Southeast Nebraska was much easier than I thought. It took a few false starts at areas that apparently only have Plains Leopard Frogs, but after only a day I found a population of Northern Leopard Frogs that was heavenly. There were frogs everywhere, more than I've ever seen at one place. This will be an interesting population genetically, because Plains Leopard Frogs were also present and hybridization has been reported in the past based on morphology. No one really knows whether these hybrids are fertile, but my genetic work should be able to tell us whether they are.

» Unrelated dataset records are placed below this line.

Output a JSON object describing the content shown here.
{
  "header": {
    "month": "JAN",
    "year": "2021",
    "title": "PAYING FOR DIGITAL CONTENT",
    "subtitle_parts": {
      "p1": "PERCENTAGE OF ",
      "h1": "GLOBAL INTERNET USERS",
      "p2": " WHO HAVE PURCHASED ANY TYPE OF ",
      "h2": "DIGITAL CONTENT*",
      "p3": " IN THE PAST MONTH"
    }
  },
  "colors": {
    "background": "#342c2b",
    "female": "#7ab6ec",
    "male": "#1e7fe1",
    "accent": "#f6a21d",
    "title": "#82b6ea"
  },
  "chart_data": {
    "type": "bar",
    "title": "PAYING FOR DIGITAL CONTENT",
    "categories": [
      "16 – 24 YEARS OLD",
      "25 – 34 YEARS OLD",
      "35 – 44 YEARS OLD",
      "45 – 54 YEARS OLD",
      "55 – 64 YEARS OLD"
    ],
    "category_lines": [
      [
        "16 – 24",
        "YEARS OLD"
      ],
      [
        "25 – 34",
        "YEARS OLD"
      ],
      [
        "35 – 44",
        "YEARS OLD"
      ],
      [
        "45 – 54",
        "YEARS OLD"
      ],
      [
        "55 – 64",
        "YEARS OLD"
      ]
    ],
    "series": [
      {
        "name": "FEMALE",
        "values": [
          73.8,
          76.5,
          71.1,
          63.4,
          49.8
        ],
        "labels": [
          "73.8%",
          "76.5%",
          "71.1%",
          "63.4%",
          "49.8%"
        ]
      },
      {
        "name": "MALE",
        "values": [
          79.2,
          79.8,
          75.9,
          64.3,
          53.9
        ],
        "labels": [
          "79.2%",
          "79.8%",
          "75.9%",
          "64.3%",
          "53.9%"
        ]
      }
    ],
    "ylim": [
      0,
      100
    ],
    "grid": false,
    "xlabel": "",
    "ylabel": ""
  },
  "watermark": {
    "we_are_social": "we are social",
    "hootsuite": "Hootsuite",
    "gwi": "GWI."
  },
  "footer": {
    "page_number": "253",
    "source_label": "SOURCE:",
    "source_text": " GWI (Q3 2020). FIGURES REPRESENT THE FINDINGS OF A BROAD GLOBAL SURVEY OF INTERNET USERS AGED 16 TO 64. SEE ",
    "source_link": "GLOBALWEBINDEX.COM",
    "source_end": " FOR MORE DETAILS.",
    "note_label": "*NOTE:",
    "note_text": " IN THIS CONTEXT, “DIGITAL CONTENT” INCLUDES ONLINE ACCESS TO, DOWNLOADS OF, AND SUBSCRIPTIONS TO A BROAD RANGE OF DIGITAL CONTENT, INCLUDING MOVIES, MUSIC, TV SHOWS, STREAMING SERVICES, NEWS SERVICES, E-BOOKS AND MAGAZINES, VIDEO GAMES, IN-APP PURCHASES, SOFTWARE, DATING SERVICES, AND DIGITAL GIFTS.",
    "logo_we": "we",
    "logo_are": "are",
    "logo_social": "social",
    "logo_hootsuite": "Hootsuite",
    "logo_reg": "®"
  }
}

I saw something here that I'd only read about: I saw a bullfrog catch and eat a leopard frog! It all happened so fast. I scared a leopard frog that took two quick hops. As it landed the second hop, a large bullfrog that was waiting nearby lunged forward and grabbed the easy meal. Whoops! Bullfrogs have been so widely introduced that we don't really know whether they are native or introduced in some parts of their range. This is one of those parts. I felt bad for the leopard frog, of course, but this was fascinating to see. I got a distant photo, below, of the bullfrog with leopard frog legs hanging out of its mouth. You should be able to enlarge the photo by clicking on it.
It only took two days to catch the frogs I needed from this location. Even when they're abundant, they're not easy for me to catch! So, now I'm in Iowa, back on schedule. The weather has turned rainy for a day or two and I still have a couple of reports I need to finish, so now I'm working in a coffee shop. It's nice to just sit inside for a while after spending so much time chasing after frogs.